Os eventos aconteciam na mesma data e no mesmo instante, mas em países diferentes, como se parte da humanidade tivesse sincronizado a vontade de protestar ou de se divertir.
As temáticas das ações simultâneas são variadas e reúnem milhares de pessoas que se organizam por meio de blogs, do Twitter e de outras ferramentas online. A frequência cada vez maior dessas manifestações na agenda mundial, algumas com bandeiras assumidamente fúteis, tem recebido críticas dos que temem pelo esvaziamento de iniciativas e causas realmente importantes, principalmente as ligadas às questões ambientais. Mas especialistas afirmam que elas são irreversíveis. São reflexo da geração atual, permanentemente conectada e mais anárquica que as anteriores.
Foi por meio dessas tecnologias que se organizaram no sábado 4 os quase mil participantes da Pillow Fight (Guerra de Travesseiros) no Parque do Ibirapuera, em São Paulo. "Uma cidade em que vale a pena viver tem de ter sua própria guerra de travesseiros anual", explica o site mundial do evento. O diretor de filmes Fábio Yamaji, 34 anos, costuma frequentar as manifestações, sempre de câmera na mão. "O insólito atrai", diz ele.
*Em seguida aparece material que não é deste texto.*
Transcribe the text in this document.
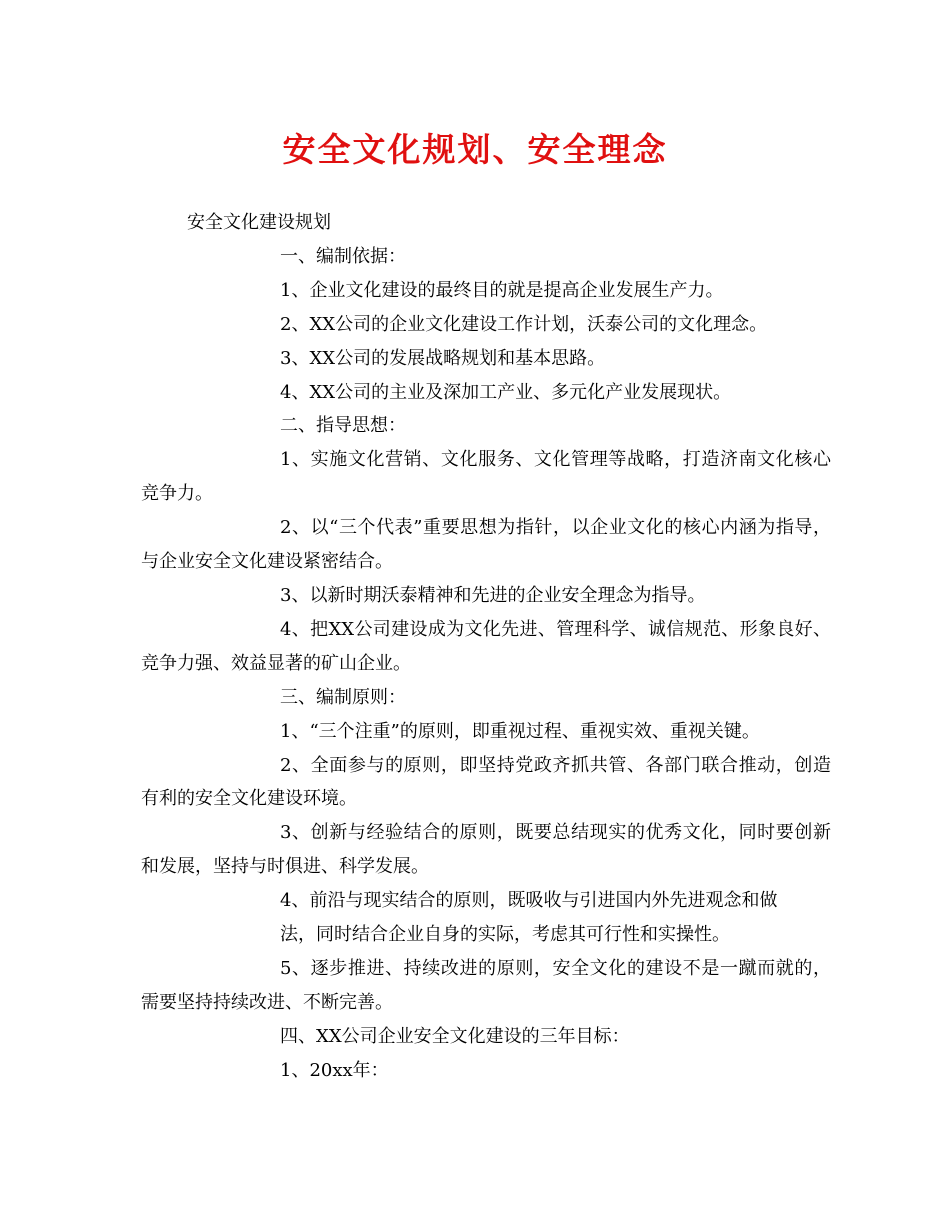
安全文化规划、安全理念

安全文化建设规划

一、编制依据：

1、企业文化建设的最终目的就是提高企业发展生产力。

2、XX公司的企业文化建设工作计划，沃泰公司的文化理念。

3、XX公司的发展战略规划和基本思路。

4、XX公司的主业及深加工产业、多元化产业发展现状。

二、指导思想：

1、实施文化营销、文化服务、文化管理等战略，打造济南文化核心竞争力。

2、以“三个代表”重要思想为指针，以企业文化的核心内涵为指导，与企业安全文化建设紧密结合。

3、以新时期沃泰精神和先进的企业安全理念为指导。

4、把XX公司建设成为文化先进、管理科学、诚信规范、形象良好、竞争力强、效益显著的矿山企业。

三、编制原则：

1、“三个注重”的原则，即重视过程、重视实效、重视关键。

2、全面参与的原则，即坚持党政齐抓共管、各部门联合推动，创造有利的安全文化建设环境。

3、创新与经验结合的原则，既要总结现实的优秀文化，同时要创新和发展，坚持与时俱进、科学发展。

4、前沿与现实结合的原则，既吸收与引进国内外先进观念和做

法，同时结合企业自身的实际，考虑其可行性和实操性。

5、逐步推进、持续改进的原则，安全文化的建设不是一蹴而就的，需要坚持持续改进、不断完善。

四、XX公司企业安全文化建设的三年目标：

1、20xx年：
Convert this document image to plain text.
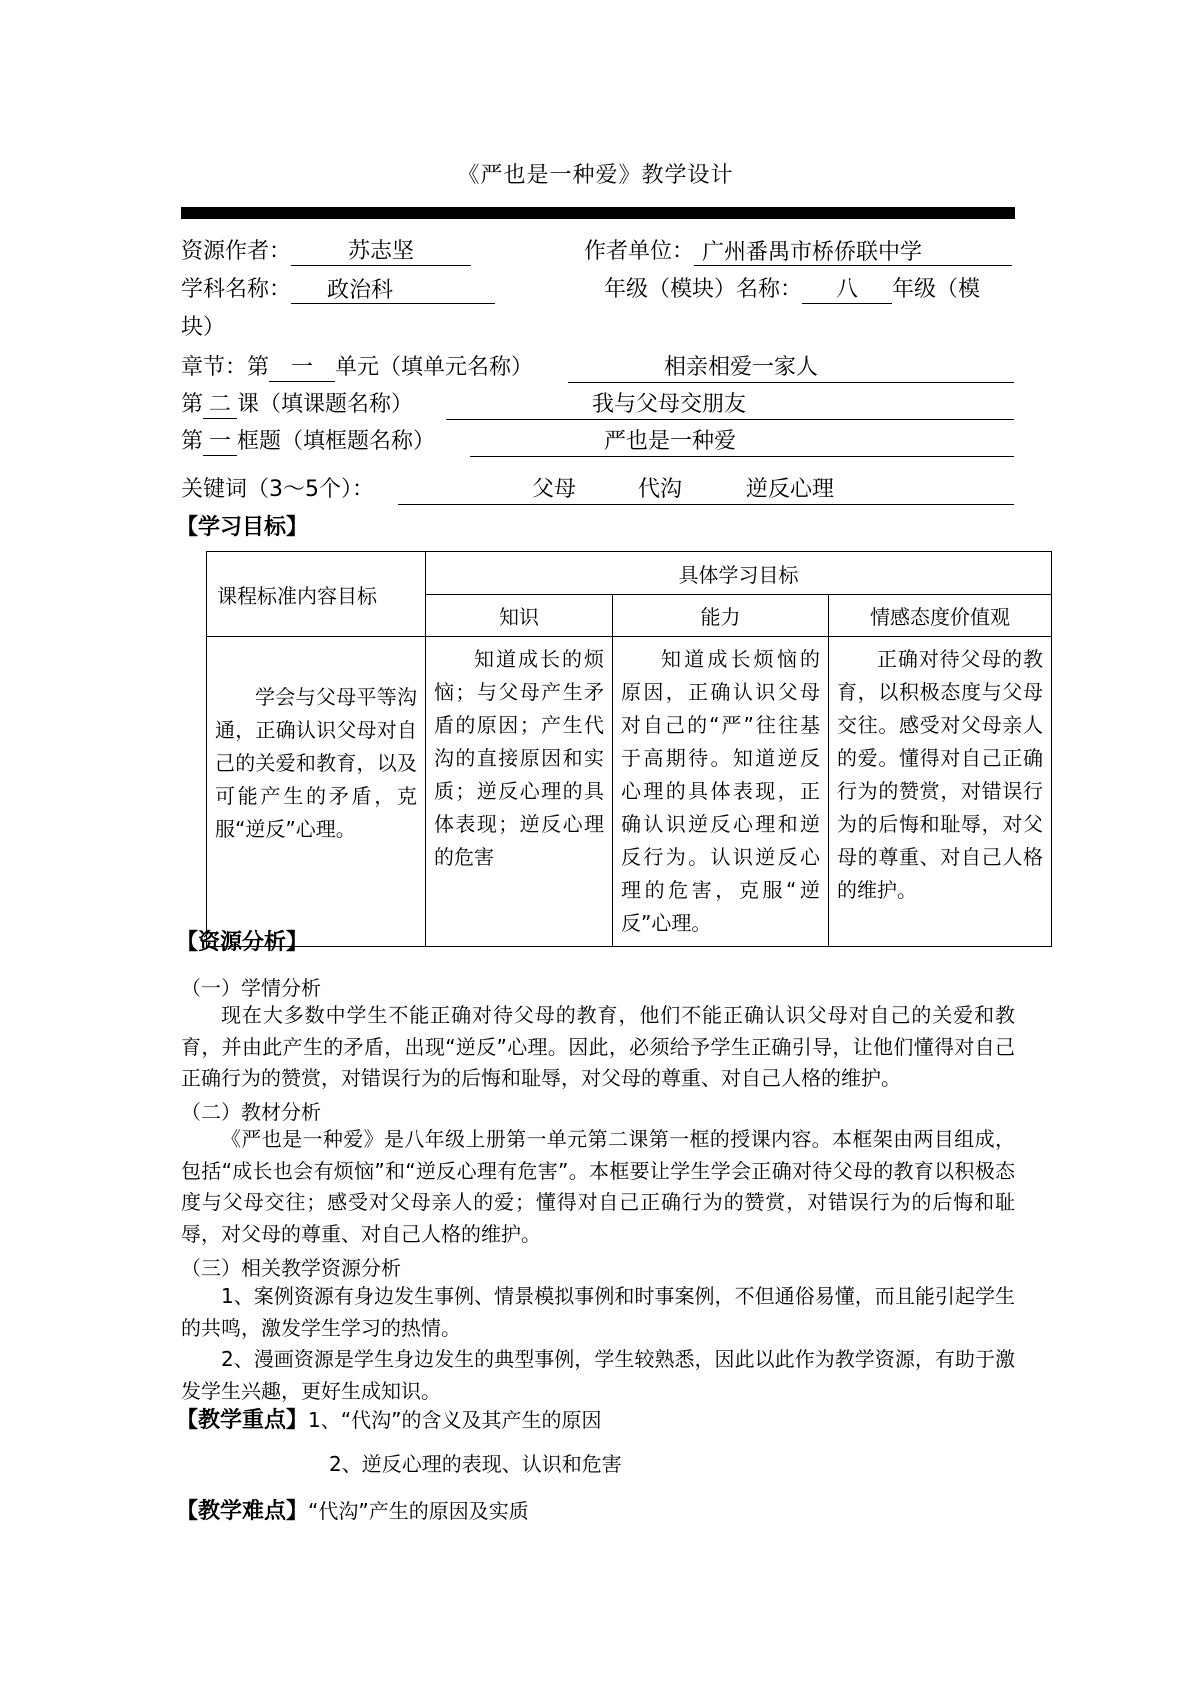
《严也是一种爱》教学设计
资源作者：	苏志坚	作者单位： 广州番禺市桥侨联中学
学科名称： 政治科	年级（模块）名称： 八 年级（模
块）
章节：第 一 单元（填单元名称）	相亲相爱一家人
第 二 课（填课题名称）	我与父母交朋友
第 一 框题（填框题名称）	严也是一种爱
关键词（3～5个）：	父母	代沟	逆反心理
【学习目标】
课程标准内容目标	具体学习目标		
	知识	能力	情感态度价值观

学会与父母平等沟通，正确认识父母对自己的关爱和教育，以及可能产生的矛盾，克服“逆反”心理。	知道成长的烦恼；与父母产生矛盾的原因；产生代沟的直接原因和实质；逆反心理的具体表现；逆反心理的危害	知道成长烦恼的原因，正确认识父母对自己的“严”往往基于高期待。知道逆反心理的具体表现，正确认识逆反心理和逆反行为。认识逆反心理的危害，克服“逆反”心理。	正确对待父母的教育，以积极态度与父母交往。感受对父母亲人的爱。懂得对自己正确行为的赞赏，对错误行为的后悔和耻辱，对父母的尊重、对自己人格的维护。
【资源分析】
（一）学情分析
现在大多数中学生不能正确对待父母的教育，他们不能正确认识父母对自己的关爱和教育，并由此产生的矛盾，出现“逆反”心理。因此，必须给予学生正确引导，让他们懂得对自己正确行为的赞赏，对错误行为的后悔和耻辱，对父母的尊重、对自己人格的维护。
（二）教材分析
《严也是一种爱》是八年级上册第一单元第二课第一框的授课内容。本框架由两目组成，包括“成长也会有烦恼”和“逆反心理有危害”。本框要让学生学会正确对待父母的教育以积极态度与父母交往；感受对父母亲人的爱；懂得对自己正确行为的赞赏，对错误行为的后悔和耻辱，对父母的尊重、对自己人格的维护。
（三）相关教学资源分析
1、案例资源有身边发生事例、情景模拟事例和时事案例，不但通俗易懂，而且能引起学生的共鸣，激发学生学习的热情。
2、漫画资源是学生身边发生的典型事例，学生较熟悉，因此以此作为教学资源，有助于激发学生兴趣，更好生成知识。
【教学重点】1、“代沟”的含义及其产生的原因
2、逆反心理的表现、认识和危害
【教学难点】“代沟”产生的原因及实质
"Tem gente que acha superficial, mas é esse tipo de evento que tira as pessoas de casa." Para Eugênio Trivinho, professor do departamento de semiótica da Pontifícia Universidade Católica de São Paulo (PUC-SP), essas manifestações podem não ter o mesmo caráter das greves, mas também criam a sensação de pertencer a uma comunidade. "É impossível abandonar a política em si", afirma. "Na dinâmica da cidade, essa atmosfera está sempre presente."
APAGÃO CONSCIENTE Durante a Hora do Planeta, as pirâmides do Egito ficaram no escuro. O gesto quis chamar a atenção para as mudanças climáticas
Antenada com questões sociais e ambientais, a assessora de comunicação Evelyn Araripe, 23 anos, participou, no Brasil, do World Naked Bike Ride, ou Bicicletada Pelada, que aconteceu nos países do hemisfério sul, no mês passado. A ideia era expressar a sensação de estar nu diante da agressividade do trânsito. Em São Paulo reuniu cerca de 500 ativistas. "É uma manifestação comum em outros países", diz Evelyn. "Quando você está no coletivo, se torna muito mais visível."
Redes sociais virtuais, como Orkut, Facebook ou Couch Surfing, são fundamentais na disseminação dessas iniciativas. No mês passado, membros do Couch Surfing mobilizaram o Free Hugs (no Brasil, Dia do Abraço), em que os participantes oferecem afagos a estranhos, e engrossaram a massa de participantes da Pillow Fight. O estudante Ivan Beserra Baião Junior, 18 anos, esteve na Guerra de Travesseiros e na Hora do Planeta, cuja proposta era desligar todos os aparelhos elétricos durante uma hora, em 28 de março.
"Apaguei a luz do quarto, o computador e pedi para minha família não assistir à televisão." A Hora do Planeta, ao contrário da maioria das manifestações, foi engendrada por uma grande organização não governamental ambiental, a WWF. A adesão foi boa no Brasil: 113 cidades, 1,2 mil empresas e 500 instituições. "Atualmente as pessoas estão mais preocupadas em abraçar as causas do que em seguir quem as lidera", explica Regina Cavini, superintendente da WWF.
Esse tipo de manifestação é comum para a geração que se desiludiu com formas tradicionais de fazer política. "Não existe uma reivindicação, mas uma intervenção temporária no espaço público", diz o professor Trivinho. "Os problemas da vida moderna se multiplicaram de uma forma infernal e os grupos se fragmentaram." Outras ações de protesto, como o Dia Mundial sem Carro e o Dia sem Compras (leia quadro), estão programadas. Ocorre que uma característica dessas manifestações é o fato de não serem organizadas com muita antecedência. Outro reflexo das novas gerações.